A new Abu Dhabi-developed artificial intelligence large language model for Arabic has been unveiled, aiming to bring one of the world's most widely used languages into the AI mainstream.
Jais, an open-source bilingual Arabic-English model, was developed by Inception, a unit of Abu Dhabi AI company G42, Mohammed bin Zayed University of Artificial Intelligence and Silicon Valley-based Cerebras Systems.
The developers said Jais is more accurate than other existing LLMs for Arabic. It is available to download on machine learning platform Hugging Face.
The launch of Jais is a further step towards encouraging the scientific and computing communities to focus more on non-English LLMs, similar to efforts made in Japan and India, Andrew Jackson, chief executive of Inception, told The National.
“We see Jais really becoming very useful in generative use cases, such as generating responses to questions, generating documents, translations, emails and even providing advice and recommendations,” he said.

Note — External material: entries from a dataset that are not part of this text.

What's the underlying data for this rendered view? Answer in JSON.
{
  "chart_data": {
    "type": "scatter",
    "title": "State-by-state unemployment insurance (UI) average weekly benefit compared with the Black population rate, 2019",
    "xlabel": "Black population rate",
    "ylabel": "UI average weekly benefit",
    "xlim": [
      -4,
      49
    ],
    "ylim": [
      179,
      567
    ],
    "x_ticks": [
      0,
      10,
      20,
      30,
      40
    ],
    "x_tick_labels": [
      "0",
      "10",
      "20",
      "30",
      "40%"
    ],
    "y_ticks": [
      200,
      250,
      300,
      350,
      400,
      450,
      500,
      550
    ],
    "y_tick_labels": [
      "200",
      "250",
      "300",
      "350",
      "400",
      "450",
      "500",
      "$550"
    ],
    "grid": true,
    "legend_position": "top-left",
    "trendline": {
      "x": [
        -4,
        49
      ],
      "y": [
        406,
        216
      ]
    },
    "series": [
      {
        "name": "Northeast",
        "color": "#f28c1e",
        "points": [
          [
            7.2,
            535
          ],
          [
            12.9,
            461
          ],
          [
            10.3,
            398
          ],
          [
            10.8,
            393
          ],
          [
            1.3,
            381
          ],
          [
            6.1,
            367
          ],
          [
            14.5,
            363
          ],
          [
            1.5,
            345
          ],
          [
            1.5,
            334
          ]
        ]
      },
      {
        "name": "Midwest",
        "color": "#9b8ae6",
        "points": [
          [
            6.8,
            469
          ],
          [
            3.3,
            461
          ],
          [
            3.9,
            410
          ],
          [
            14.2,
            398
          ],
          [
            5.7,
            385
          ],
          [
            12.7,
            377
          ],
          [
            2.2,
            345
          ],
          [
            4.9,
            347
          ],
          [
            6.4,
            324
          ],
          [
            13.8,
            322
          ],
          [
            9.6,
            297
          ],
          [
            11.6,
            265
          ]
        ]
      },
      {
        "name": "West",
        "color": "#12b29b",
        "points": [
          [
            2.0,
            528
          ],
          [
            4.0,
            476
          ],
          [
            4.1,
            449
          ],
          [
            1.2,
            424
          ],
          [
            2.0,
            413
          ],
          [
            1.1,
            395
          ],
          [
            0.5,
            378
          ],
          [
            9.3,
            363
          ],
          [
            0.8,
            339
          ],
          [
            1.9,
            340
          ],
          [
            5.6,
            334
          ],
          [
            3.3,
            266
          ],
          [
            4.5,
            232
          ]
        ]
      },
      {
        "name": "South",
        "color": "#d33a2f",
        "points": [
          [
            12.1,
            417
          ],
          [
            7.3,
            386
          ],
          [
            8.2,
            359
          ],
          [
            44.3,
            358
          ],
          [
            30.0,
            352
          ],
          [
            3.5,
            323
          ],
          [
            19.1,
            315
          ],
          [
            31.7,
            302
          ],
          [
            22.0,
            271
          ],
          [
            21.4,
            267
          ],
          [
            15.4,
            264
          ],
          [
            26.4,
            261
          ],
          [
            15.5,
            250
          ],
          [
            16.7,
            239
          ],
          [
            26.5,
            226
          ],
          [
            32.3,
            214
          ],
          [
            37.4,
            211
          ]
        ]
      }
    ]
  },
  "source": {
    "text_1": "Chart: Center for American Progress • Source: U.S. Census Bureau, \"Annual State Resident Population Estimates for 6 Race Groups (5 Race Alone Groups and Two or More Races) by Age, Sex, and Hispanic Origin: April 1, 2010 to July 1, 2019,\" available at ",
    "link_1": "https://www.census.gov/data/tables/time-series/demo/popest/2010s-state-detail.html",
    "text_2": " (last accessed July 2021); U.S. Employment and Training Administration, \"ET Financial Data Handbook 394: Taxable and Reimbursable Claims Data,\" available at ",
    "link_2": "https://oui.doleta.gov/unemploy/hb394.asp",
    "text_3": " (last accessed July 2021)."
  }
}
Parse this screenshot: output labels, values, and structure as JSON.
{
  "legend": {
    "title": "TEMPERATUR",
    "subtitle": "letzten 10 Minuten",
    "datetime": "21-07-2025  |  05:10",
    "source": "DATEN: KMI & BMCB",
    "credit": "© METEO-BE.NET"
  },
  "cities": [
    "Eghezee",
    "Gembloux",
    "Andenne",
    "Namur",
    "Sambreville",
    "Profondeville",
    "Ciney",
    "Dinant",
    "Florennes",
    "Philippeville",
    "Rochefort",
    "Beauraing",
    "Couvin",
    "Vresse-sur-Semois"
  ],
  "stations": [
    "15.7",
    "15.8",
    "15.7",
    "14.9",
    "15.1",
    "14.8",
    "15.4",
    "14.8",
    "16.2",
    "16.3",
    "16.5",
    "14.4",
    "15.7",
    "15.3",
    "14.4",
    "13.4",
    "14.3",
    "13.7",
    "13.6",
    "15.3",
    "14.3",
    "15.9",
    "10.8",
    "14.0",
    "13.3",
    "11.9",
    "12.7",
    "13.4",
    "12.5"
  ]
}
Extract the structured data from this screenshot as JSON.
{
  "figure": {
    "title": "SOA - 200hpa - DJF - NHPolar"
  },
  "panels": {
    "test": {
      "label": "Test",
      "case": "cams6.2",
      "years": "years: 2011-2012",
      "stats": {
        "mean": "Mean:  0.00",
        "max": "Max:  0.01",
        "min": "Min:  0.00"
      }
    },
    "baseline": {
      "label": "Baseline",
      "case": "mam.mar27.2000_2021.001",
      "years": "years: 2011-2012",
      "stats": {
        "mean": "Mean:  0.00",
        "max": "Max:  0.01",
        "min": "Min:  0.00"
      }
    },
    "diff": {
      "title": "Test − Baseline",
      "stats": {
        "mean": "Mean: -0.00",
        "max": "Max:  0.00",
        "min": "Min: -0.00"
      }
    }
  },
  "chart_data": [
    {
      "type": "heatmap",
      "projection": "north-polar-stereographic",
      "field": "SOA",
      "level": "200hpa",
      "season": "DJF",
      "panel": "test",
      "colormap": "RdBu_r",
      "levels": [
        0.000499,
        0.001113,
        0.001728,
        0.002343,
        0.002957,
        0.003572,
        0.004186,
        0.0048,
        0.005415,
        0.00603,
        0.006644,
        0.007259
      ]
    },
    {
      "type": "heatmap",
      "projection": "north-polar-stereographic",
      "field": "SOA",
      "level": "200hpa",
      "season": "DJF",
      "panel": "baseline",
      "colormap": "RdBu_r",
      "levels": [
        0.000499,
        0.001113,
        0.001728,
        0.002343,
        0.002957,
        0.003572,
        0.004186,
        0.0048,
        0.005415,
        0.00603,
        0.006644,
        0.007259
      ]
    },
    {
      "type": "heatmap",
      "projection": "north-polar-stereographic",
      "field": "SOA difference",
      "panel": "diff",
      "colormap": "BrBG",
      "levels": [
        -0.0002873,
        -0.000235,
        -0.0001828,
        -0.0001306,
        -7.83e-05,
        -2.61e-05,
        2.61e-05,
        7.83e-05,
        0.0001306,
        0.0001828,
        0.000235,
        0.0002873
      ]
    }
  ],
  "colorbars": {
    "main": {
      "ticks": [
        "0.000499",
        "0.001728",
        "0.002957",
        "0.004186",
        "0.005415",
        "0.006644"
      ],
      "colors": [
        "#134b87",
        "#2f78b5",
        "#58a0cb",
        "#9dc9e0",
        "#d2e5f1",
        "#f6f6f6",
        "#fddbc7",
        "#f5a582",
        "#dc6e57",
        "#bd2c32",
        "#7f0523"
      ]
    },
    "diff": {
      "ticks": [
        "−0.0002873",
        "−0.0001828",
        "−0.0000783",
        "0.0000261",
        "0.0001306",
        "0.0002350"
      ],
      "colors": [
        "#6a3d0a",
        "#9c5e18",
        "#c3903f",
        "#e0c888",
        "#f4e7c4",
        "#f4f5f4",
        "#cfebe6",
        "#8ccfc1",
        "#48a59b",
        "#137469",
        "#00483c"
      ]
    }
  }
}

It captures the linguistic nuances of various Arabic dialects and can comprehend language, context and cultural references, “making it more accurate and contextually relevant than other models”, the companies said.
Jais – a nod to the UAE's highest peak in Ras Al Khaimah – has been developed for government use and the financial, energy, climate and healthcare sectors.
Several public and private organisations in the UAE have signed on as Jais launch partners, including the Ministry of Foreign Affairs, the Ministry of Industry and Advanced Technology, the Department of Health – Abu Dhabi, ADNOC, Etihad Airways, FAB and e&, the technology conglomerate formerly known as Etisalat.
Jais is trained on the Condor Galaxy, the “world's largest AI supercomputer”, launched by G42 and Cerebras in July, using 116 billion Arabic tokens and 279 billion English tokens. It is being continuously expanded as more Arabic content is collected to generate new instruction sets, the companies said.
Tokens are the building blocks of language for an LLM, the basic unit of text or code used to process and generate language and other parts of the code.
Arabic is one of the most widespread languages worldwide, spoken by more than 400 million people, according to WorldData. It is the official language in 22 countries and is partly spoken in 11 others. Its online presence is minuscule, however, with about 1 per cent of Arabic content available online, according to data presented by the companies.
Mr Jackson said Jais would help to boost this figure.
“We're spearheading an initiative to collect more Arabic data from offline sources. So this has already kicked off in earnest and this is the first method that we will employ to boost Arabic,” Mr Jackson said.
“We are also looking into new ways to synthesise Arabic and translate existing English to Arabic and improve Arabic conversion … we're a long way off, but I think we have to be very optimistic and really push the needle forward.”
Organisations have long used AI but gained significant momentum with the advent of generative AI, made popular by Microsoft-backed OpenAI's ChatGPT.
Overall, it has created a new battlefront in the tech sector, with companies vying to get a head start and broaden their scope in generative AI.
The availability of LLMs would help companies in their efforts, especially as developers continuously improve AI capabilities.
“Speed performance is important to developers, not only because it lets them bring new models to the community or into production or to the market more quickly, but because it allows data scientists and ML researchers to quickly bring up and iterate on different models,” Mr Jackson said.